Bone Infarction and Epidural Hemorrhage in Sickle Cell Disease
- Background:
- Sickle cell disease is a common inherited autosomal recessive disease that is characterized by abnormally shaped (sickle-shaped) red blood cells.
- The gene that causes sickle cell disease is more prevalent in populations of African origin; approximately 8% of African Americans and 40% of members of some African tribes carry the gene.
- It can involve virtually any organ system.
- The clinical manifestations of sickle cell disease vary and are classified as vaso-occlusion, chronic anemia, and infection.
- Clinical Presentation:
- Among the musculoskeletal manifestations of sickle cell disease are thrombosis of bone vessels and bone infarction. This process may occur anywhere in the skeleton and results directly from the sickling of red blood cells in the bone marrow, which causes stasis of blood and sequestration of cells.

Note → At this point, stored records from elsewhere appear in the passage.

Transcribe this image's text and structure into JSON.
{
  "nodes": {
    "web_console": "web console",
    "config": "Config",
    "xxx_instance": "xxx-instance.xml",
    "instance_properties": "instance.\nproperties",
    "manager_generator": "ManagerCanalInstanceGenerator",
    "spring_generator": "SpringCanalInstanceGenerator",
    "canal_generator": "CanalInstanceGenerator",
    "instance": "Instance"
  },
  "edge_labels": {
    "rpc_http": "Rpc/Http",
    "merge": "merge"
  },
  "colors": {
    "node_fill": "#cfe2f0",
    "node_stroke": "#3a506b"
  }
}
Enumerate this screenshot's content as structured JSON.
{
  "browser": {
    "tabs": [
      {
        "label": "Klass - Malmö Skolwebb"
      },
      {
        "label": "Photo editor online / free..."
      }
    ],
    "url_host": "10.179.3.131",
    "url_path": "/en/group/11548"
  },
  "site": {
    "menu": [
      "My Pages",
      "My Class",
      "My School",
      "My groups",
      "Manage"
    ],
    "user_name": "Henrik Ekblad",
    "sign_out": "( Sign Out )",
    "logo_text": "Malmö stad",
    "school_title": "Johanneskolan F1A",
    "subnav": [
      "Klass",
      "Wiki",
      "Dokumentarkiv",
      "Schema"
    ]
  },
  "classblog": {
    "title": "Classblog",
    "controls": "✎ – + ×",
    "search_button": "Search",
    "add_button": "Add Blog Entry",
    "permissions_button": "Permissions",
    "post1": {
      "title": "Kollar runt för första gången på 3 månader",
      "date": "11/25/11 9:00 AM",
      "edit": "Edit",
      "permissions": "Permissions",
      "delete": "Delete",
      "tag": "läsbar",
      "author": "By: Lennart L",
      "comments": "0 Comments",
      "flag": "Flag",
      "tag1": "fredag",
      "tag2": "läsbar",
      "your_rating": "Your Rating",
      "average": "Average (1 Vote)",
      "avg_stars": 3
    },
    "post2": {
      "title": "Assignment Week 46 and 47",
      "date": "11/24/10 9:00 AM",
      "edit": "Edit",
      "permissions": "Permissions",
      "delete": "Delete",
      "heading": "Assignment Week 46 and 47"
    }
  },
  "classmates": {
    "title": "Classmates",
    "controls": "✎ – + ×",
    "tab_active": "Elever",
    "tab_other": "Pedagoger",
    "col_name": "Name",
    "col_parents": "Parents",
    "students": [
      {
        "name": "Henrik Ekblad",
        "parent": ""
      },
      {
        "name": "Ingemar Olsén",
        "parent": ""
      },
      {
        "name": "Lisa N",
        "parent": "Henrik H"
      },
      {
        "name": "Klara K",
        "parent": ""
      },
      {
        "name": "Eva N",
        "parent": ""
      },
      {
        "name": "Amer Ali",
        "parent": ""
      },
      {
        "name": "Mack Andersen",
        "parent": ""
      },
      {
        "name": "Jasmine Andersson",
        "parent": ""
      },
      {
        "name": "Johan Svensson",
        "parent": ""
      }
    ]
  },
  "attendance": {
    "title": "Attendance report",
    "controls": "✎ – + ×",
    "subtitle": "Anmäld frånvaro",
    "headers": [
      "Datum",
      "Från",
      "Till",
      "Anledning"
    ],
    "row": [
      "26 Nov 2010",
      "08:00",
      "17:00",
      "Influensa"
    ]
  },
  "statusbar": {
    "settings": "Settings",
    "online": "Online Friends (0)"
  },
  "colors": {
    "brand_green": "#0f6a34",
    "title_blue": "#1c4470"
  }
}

- Infarcts typically occur in the medullary cavities and epiphyses and often are the source of painful bone crises.
- Subperiosteal hemorrhage is another known complication of sickle cell disease that may be implicated in the formation of the epidural hematoma seen in this case.
- Key Diagnostic Features:
- Bone infarction
- Plain radiograph: Classic description is of medullary lesion with central lucency surrounded by sclerosis with a serpiginous border.
- CT: Similar findings to plain film
- MRI:
- T1: Serpiginous peripheral low signal due to granulation tissue/sclerosis; peripheral rim may enhance postgadolinium; central signal is that of marrow.
- T2: Acute infarct may show ill-defined nonspecific area of high signal. Double-line sign: Hyperintense inner ring of granulation tissue and a hypointense outer ring of sclerosis; central signal is usually that of marrow.
- Differential Diagnoses:
- Enchondroma
- Healing nonossifying fibroma
- Normal red marrow
- Marrow tumor
- Treatment
- Management of vaso-occlusive crises includes oxygen, hydration, and analgesia.
- Anemia is usually well tolerated; however, blood transfusions may be necessary.
- Sickle cell anemia causes significant mortality and morbidity, with a decrease of 25–30 years in the average life expectancy.